Nach seinem Abschluss im Jahr 1915 begann Sheng Shicai ein Studium in Tokio an der Waseda-Universität[8] und studierte ein Jahr Volkswirtschaftslehre.[9] Schon zu Beginn seiner schulischen Laufbahn wurde Sheng von radikalen Neigungen geprägt,[10] welche sich auch in späteren Entscheidungen widerspiegelten. Zurzeit seines Studiums befasste sich Sheng Shicai mit nationalistischen Werken wie dem „ABC des Kommunismus“ und linken Veröffentlichungen.[11]

Auch sein Umfeld erwies sich als wegweisend.
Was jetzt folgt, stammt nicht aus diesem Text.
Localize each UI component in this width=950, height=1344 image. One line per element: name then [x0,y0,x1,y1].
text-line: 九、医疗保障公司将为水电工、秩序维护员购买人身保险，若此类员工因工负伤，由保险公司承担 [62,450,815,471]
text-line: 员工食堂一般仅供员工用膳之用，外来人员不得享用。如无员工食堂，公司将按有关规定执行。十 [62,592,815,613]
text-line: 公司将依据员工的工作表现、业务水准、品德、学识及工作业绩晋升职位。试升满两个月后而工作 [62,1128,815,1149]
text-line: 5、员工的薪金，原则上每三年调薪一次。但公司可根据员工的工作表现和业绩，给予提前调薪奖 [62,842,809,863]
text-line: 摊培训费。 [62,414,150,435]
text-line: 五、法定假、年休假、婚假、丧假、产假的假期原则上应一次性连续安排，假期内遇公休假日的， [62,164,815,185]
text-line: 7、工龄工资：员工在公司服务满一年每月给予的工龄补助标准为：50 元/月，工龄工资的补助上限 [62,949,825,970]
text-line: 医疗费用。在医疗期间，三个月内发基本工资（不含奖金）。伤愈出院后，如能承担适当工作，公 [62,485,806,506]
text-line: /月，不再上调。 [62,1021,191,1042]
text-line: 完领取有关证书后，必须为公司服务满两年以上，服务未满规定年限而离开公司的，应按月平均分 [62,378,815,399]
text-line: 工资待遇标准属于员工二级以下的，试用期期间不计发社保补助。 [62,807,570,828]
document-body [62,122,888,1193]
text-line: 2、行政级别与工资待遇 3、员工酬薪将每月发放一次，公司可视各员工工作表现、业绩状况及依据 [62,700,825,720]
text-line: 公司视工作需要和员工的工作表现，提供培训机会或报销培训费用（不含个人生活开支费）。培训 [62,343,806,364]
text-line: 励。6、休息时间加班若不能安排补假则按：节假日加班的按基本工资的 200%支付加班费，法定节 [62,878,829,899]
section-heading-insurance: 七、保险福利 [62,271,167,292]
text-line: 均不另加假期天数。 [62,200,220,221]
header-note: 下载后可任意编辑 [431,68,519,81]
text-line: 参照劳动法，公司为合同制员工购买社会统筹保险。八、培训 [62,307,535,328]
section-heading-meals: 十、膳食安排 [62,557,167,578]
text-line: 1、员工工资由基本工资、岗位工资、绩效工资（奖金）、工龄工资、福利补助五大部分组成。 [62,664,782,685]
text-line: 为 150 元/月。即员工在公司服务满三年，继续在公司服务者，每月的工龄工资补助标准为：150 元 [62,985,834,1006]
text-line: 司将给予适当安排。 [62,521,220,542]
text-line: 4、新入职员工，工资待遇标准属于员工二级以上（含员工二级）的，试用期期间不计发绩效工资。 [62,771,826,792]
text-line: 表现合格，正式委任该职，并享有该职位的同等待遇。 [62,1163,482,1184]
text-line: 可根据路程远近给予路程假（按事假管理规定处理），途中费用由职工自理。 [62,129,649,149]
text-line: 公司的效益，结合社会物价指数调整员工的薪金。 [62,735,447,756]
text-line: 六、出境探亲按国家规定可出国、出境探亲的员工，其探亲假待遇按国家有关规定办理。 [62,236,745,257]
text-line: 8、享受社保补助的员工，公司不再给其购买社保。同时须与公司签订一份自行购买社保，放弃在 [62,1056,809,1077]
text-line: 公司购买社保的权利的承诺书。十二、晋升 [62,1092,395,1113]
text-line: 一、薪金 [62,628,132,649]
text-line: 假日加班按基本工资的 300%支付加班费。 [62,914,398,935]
Bedingt durch einige Unruhen in China zog Sheng sich vier Jahre später im Jahr 1919 nach Kaiyuan zurück[12] und nahm als Vertreter der Liaoning-Studenten an der Bewegung des vierten Mai teil.[13] Geprägt durch sein Umfeld entwickelte er eine radikale und antijapanische Einstellung,[14] welche ihn eine militärische Laufbahn einschlagen ließ. Dies beinhaltete eine Ausbildung in der südlichen Provinz Kwantung[15] und der Beginn an der Northeastern Military Academy. Bestimmt wurde Sheng Shicais militärische Gesinnung von liberalen und reformistischen Standpunkten.[16]

Während seiner Militärkarriere machte Sheng schnell Fortschritte und stieg zum Oberstleutnant auf.[17] Hier beteiligte er sich u. a. 1927 an der Nordexpedition und kehrte aus Japan zurück. Als Kommandant einer Kompanie unterstand er dem Kriegsherrn Guo Songling, der Shengs eine Aufnahme in die Kaiserliche Japanische Armeeakademie ermöglichte.[18]

Im Jahr 1925 schlug Sheng Shicai eine politische Laufbahn ein.[19]

Shengs politischer Standpunkt war der linken nationalistischen Seite zuzuordnen. So wurde er Mitglied der Guominjun.[20]

Im Jahr 1930 ernannte der damalige Gouverneur Xinjiangs Jin Shuren Sheng Shicai zum Oberbefehlshaber der Provinztruppen. Sheng reiste dafür über die Sowjetunion an.[21] Grund dieser Ernennung war die Neuorganisation des Militärs in der Provinz Xinjiang. Nach einer Initiative von Gouverneur Jin Shuren hatte Guang Lu ihn ausgesucht.[22]

Im Jahr 1931 begann die Hami-Rebellion im Osten Xinjiangs. Dieser Aufstand unter der Führung von Hodscha Niyaz schnitt die Provinz von Kernchina ab.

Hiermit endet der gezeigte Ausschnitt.